Tonight I served up Thud’s favourite lasagne. He told me LLLLUCK. Which is toddler for YUCK. He is now being bathed by his father with nothing in his stomach because I decided I just didn’t care anymore. He has destroyed my will to feed. I can handle the rejection of new and exotic food. It’s the refusal to touch previous favourites or food that has been requested that really makes me homicidal.
And by ‘healthy’ I mean POISON. GOLD!
Clearly anything that contains vitamins or minerals should be avoided. You have no idea what that shit will do to you.
Oh I think most kids got your memo on this one Thud. Not cool. Not cool at all. The mess is the worst part. I have spaghetti sauce stains on my ceiling that will never fade.
I’m not sure why I keep serving up any sort of bolognaise sauce. It’s always a disaster. I’m not bright.
Thank you for your excellent dissertation. It shows imagination and a determination for aggravation that is impressive in one so young. As a veteran of many dinnertime battles, I would like to add a post-script regarding mashed potato.
With its absence of taste and appalling texture, mashed potato may seem at first glance to belong on the bottom rung of the culinary ladder… and yet…
I have found that as a hairstyling product, mashed potato offers superior hold even to Poppa’s Brylcreem, as a craft material its powers are unparalleled, and when dry it sticks to clothes, furniture and family pets like sh*t to a blanket.
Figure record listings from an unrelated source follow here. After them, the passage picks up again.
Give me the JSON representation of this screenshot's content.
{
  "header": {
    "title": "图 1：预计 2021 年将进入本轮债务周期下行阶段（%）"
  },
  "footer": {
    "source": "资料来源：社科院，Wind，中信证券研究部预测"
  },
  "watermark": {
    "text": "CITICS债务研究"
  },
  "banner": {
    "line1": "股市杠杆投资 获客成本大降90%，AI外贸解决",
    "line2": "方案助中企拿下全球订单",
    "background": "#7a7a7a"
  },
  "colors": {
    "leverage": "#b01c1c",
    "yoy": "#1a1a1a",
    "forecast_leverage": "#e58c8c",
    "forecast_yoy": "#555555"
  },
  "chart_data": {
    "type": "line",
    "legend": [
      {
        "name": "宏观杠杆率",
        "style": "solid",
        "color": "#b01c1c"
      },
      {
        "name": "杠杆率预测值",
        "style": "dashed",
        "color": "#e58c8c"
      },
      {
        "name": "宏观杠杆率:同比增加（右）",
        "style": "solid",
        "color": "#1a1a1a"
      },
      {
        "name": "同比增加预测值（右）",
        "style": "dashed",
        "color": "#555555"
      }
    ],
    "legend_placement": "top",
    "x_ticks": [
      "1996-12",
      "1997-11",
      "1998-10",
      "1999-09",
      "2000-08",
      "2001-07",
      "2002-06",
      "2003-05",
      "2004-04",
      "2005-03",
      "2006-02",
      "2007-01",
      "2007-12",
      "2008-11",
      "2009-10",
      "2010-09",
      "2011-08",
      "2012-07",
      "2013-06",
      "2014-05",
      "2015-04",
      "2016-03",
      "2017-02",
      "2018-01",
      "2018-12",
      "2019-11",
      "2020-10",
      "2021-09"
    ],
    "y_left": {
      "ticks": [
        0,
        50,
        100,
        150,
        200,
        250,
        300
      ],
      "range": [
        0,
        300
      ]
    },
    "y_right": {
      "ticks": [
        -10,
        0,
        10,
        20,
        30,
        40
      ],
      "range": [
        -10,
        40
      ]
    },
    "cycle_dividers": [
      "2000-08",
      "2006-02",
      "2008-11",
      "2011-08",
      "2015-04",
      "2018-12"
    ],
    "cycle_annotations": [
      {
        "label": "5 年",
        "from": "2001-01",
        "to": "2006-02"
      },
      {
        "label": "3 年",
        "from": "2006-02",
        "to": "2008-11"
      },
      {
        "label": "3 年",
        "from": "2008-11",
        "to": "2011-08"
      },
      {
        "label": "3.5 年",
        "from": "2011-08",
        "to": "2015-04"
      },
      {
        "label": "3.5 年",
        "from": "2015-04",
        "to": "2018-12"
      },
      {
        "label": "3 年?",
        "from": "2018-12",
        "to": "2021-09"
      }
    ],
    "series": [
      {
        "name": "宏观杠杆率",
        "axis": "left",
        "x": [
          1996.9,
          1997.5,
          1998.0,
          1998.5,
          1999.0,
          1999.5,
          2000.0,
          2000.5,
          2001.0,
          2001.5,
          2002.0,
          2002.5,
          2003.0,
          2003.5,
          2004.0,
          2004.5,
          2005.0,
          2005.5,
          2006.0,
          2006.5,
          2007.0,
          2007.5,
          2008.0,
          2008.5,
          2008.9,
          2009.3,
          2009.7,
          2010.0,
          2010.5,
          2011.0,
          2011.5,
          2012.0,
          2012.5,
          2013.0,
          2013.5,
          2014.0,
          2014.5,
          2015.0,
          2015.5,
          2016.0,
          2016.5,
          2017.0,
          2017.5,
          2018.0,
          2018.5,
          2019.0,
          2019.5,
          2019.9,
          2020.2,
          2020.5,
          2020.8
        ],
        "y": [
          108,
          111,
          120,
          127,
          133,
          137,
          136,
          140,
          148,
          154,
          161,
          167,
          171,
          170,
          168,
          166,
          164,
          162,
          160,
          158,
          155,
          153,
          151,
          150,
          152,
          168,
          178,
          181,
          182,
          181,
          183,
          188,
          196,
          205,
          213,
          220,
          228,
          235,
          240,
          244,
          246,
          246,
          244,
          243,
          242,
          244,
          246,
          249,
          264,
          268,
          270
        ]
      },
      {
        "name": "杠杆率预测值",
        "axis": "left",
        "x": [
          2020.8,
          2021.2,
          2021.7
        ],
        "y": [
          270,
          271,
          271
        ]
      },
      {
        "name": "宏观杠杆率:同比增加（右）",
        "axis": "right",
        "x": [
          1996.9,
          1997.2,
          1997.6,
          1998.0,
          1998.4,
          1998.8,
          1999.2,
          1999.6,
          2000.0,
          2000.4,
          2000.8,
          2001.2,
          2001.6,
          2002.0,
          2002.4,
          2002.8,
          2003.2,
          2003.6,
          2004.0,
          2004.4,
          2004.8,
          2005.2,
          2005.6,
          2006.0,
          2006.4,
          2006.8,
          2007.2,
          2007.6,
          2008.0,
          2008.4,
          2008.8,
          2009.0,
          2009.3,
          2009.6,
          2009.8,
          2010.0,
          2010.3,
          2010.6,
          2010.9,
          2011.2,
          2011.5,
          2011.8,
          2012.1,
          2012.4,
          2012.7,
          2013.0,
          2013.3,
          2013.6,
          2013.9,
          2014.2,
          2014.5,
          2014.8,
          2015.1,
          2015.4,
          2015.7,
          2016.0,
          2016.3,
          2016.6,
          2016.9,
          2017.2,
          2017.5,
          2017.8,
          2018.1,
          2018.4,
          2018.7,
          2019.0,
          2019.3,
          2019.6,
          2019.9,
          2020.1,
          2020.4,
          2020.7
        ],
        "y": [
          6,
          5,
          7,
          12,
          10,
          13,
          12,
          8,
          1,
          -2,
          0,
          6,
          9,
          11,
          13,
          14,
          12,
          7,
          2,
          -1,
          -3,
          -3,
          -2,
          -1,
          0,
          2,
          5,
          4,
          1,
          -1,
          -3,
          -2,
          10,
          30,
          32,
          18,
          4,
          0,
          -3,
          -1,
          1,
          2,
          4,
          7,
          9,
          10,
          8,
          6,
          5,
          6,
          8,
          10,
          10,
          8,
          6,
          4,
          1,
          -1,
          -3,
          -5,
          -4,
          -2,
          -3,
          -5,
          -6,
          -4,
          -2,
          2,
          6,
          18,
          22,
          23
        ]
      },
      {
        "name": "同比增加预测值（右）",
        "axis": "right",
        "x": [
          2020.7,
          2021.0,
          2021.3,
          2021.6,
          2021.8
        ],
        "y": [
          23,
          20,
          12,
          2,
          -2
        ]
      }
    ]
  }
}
Mashed potato rocks.
Toby (aged 4.5)
As you are a ‘big boy’ I take your advice very seriously. You obviously know your shit. Thank you for your sage advice. I will add mashed potato to the rotation immediately. It sounds like a winner.
All the best,
Thud (aged 2.4ish)
Just wait until they turn 13 and you try and add tofu…lol. Fun times.
Well Sue, even I would protest if you tried to feed me tofu. WORST!